A new geosteering approach significantly improves effectiveness and efficiency of geosteering in shale gas fields such as the Silurian Longmaxi gas shale in the south Sichuan basin, China. This formation presents more challenges than in classical sand/shale formations even when logging while drilling (LWD) imaging is available because of the cyclic gamma ray (GR) response of the targeted shale formation, subseismic microfaults with unknown displacements, and sudden structure changes from subseismic microstructures.
The new approach introduces more geosteering elements including correlation in the true stratigraphic thickness (TST) domain with considerations of the cyclic nature of shale gas zones; conducting multi-scenario modeling to verify the most likely scenario fitting the overall structural trend and the cyclic features; using an 3D geological model as the overall guidance of structural variations; and using a key bed detection strategy when the above methods can't precisely determine structural position.
The sweet section of Longmaxi shale has five sub-zones with respectively regressive or transgressive sequences, and the bottom zone with extremely high GR readings. The cyclic nature often resulted in inconclusive structure correlation based on changes of GR readings only. Field experiences showed numbers of subseismic microfaults with unknown fault displacement, and sudden changes of structural dips due to sub-seismic microstructures can be encountered, which can make the standard geosteering method insufficient to judge the actual position of the horizontal lateral. The new approach especially the multi-scenario modeling method in TST domain and the downward detection geosteering strategy to track the bottom high GR marker shale zone can clarify in-situ geology and minimize potential out-of-zone risk. The new approach has ensured all drilled horizontal wells was implemented 100% in the sweet section during the pilot and factory drilling phases. This paper demonstrates several examples to highlight its capability to handle complex situations for effective geosteering in contrast to the standard approach.
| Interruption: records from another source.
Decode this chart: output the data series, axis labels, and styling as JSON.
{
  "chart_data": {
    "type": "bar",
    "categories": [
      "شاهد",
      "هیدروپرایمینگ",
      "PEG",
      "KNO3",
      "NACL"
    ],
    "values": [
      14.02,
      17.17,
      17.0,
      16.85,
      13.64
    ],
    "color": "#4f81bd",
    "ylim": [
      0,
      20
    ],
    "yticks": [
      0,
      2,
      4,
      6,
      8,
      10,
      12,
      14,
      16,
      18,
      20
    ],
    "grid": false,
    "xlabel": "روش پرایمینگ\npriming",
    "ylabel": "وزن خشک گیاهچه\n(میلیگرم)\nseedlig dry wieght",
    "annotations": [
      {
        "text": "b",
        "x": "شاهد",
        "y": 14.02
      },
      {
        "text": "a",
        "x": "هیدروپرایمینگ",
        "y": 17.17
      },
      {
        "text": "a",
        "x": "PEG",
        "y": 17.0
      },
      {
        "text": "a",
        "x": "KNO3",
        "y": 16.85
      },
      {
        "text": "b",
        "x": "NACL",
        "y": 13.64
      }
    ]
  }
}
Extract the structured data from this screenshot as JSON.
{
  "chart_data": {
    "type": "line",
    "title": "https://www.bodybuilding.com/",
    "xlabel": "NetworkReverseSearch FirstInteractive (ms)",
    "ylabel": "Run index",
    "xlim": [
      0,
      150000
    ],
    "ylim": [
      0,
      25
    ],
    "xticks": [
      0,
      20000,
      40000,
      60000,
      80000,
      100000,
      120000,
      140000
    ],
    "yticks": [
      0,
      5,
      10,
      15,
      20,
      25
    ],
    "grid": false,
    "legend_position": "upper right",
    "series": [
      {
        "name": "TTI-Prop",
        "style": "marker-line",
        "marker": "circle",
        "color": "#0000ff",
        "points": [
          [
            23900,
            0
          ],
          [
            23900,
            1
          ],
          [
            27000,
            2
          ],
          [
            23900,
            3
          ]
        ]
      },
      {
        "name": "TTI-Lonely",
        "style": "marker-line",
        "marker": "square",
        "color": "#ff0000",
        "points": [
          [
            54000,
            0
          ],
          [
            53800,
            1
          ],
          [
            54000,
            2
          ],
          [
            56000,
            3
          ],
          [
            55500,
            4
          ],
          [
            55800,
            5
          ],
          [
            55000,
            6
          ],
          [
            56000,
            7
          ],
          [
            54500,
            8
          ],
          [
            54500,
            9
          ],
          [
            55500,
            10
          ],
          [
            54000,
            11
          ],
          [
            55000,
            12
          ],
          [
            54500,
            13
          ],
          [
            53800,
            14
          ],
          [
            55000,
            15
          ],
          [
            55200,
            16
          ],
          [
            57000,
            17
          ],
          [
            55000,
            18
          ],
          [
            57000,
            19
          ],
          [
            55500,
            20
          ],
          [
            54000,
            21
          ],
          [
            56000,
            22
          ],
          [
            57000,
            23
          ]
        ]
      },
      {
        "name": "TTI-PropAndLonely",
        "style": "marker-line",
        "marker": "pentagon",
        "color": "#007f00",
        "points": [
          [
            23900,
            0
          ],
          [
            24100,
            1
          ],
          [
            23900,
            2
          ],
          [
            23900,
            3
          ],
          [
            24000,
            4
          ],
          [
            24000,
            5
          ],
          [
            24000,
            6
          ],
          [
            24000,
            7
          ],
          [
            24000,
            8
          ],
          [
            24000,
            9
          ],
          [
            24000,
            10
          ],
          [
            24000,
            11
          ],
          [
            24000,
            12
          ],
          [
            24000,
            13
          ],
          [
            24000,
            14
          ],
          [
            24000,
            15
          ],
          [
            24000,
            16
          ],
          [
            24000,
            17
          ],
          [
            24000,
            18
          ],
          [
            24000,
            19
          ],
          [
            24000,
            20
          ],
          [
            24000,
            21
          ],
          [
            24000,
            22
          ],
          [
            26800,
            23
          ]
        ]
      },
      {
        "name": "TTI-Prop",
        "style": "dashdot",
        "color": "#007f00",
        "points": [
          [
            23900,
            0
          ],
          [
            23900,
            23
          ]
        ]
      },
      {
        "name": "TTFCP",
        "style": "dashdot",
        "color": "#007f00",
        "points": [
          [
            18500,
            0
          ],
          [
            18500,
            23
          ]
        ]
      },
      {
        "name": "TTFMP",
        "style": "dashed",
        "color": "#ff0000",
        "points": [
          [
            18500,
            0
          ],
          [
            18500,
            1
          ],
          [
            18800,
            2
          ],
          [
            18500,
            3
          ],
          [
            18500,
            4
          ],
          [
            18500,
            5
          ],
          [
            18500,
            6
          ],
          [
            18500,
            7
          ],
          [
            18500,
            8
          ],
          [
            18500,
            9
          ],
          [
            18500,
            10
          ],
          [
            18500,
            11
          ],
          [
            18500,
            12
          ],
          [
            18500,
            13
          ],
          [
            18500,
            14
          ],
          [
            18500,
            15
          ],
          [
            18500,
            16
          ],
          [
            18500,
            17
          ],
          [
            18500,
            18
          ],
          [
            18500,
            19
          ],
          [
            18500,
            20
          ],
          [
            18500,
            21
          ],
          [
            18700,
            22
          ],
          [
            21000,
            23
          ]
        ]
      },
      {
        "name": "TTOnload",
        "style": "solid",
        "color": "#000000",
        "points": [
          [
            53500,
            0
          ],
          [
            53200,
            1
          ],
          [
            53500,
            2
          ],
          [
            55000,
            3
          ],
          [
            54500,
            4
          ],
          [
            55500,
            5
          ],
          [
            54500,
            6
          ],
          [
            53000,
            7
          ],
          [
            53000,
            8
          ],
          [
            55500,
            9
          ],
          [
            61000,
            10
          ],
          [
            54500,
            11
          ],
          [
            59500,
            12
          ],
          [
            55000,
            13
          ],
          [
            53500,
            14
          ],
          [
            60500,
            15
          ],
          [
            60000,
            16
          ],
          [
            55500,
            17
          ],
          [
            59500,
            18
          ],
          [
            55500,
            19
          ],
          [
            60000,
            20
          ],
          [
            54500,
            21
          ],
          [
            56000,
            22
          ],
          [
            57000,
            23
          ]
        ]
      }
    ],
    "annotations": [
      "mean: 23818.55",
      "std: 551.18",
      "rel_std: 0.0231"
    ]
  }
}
The field practices also show this new approach can help to reduce unnecessary changes of drilling directions to ensure a smoother wellbore for subsequent operations. Our experience suggests iteratively updating the 3D geological model with improving accuracy must be treated as part of the overall geosteering strategy. Also a real-time decision making scheme throughout all involved segmens must be ensured for seamless operation.